Lasst durch Anschauungen keine Trennungen untereinander aufkommen

(Minghui.de) Im Kontakt mit anderen fragte ich mich oft, warum sie plötzlich nichts mehr mit mir gemeinsam tun wollten. Erst nachdem ich mich zu kultivieren begonnen hatte, verstand ich, dass es deshalb war, weil ich von mir selbst zu überzeugt war und die Meinung anderer nicht berücksichtigte.

Ich hatte sehr wenig Kontakt mit anderen Praktizierenden und wenig Möglichkeiten, Erfahrungen auszutauschen. Der Meister arrangierte barmherzig, dass einige fleißige Dafa-Praktizierende mit mir zusammenarbeiteten. Erst später begriff ich den Grund. Die Zusammenarbeit mit den Mitpraktizierenden war immer sehr angenehm. Sie waren sehr freundlich und entgegenkommend und verstanden das Fa klar.

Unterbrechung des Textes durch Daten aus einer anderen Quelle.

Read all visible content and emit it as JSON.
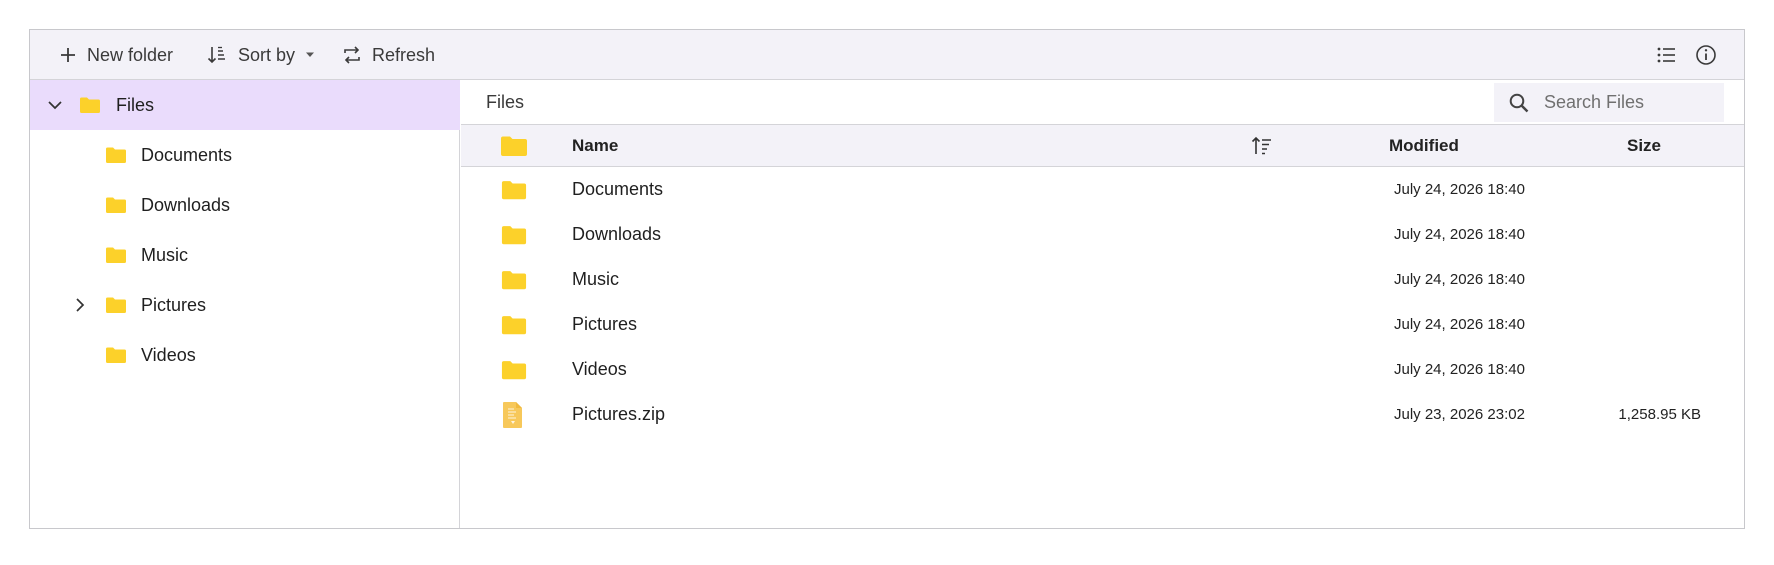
{
  "toolbar": {
    "new_folder_label": "New folder",
    "sort_by_label": "Sort by",
    "refresh_label": "Refresh"
  },
  "navigation": {
    "root": {
      "label": "Files",
      "expanded": true
    },
    "items": [
      {
        "label": "Documents",
        "has_children": false
      },
      {
        "label": "Downloads",
        "has_children": false
      },
      {
        "label": "Music",
        "has_children": false
      },
      {
        "label": "Pictures",
        "has_children": true
      },
      {
        "label": "Videos",
        "has_children": false
      }
    ]
  },
  "address_bar": {
    "breadcrumb": "Files",
    "search_placeholder": "Search Files"
  },
  "grid": {
    "columns": {
      "name": "Name",
      "modified": "Modified",
      "size": "Size"
    },
    "rows": [
      {
        "icon": "folder-icon",
        "name": "Documents",
        "modified": "July 24, 2026 18:40",
        "size": ""
      },
      {
        "icon": "folder-icon",
        "name": "Downloads",
        "modified": "July 24, 2026 18:40",
        "size": ""
      },
      {
        "icon": "folder-icon",
        "name": "Music",
        "modified": "July 24, 2026 18:40",
        "size": ""
      },
      {
        "icon": "folder-icon",
        "name": "Pictures",
        "modified": "July 24, 2026 18:40",
        "size": ""
      },
      {
        "icon": "folder-icon",
        "name": "Videos",
        "modified": "July 24, 2026 18:40",
        "size": ""
      },
      {
        "icon": "zip-file-icon",
        "name": "Pictures.zip",
        "modified": "July 23, 2026 23:02",
        "size": "1,258.95 KB"
      }
    ]
  },
  "colors": {
    "toolbar_bg": "#f3f2f8",
    "selected_bg": "#eadcfc",
    "folder": "#fcd12a",
    "zip": "#f7c85a"
  }
}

Ich lernte sehr viel von ihnen, auch weil sie sehr viele Fähigkeiten hatten. Nur wenn ich nicht klar im Fa war, entstanden bei der Zusammenarbeit Schwierigkeiten.

Wenn ich von Anschauungen, über die ich mir zu dem Zeitpunkt nicht bewusst war, behindert wurde, lief die Zusammenarbeit mit den Mitpraktizierenden nicht glatt. Obwohl ich mein Bestes versuchte, die Dinge klar zu erklären, schienen sie verwirrt und verstanden nicht, was ich zu sagen versuchte. In diesen Zeiten wollte ich das Fa-Lernen intensivieren. Ich sagte mir, dass ich anderen Praktizierenden vertrauen müsse und keinen Gedanken haben sollte, die nicht auf dem Fa beruhten. Ich wollte nicht zulassen, dass das Böse meine Lücken ausnutzte, und wollte die Möglichkeit der Zusammenarbeit mit Mitpraktizierenden schätzen. Wenn ich die Anschauungen losließ, an den Meister glaubte und das Fa mit voller Aufmerksamkeit lernte, wurden die Anschauungen in der Regel beseitigt und ich gewann meinen klaren Kopf zurück.

Später kommunizierte ich mit der gut kultivierten Seite von mir und bat um Hilfe. Manchmal bemerkte ich, ein Artikel wurde bereits „geschrieben“ und ich brauchte nur einzutippen. Es war erstaunlich.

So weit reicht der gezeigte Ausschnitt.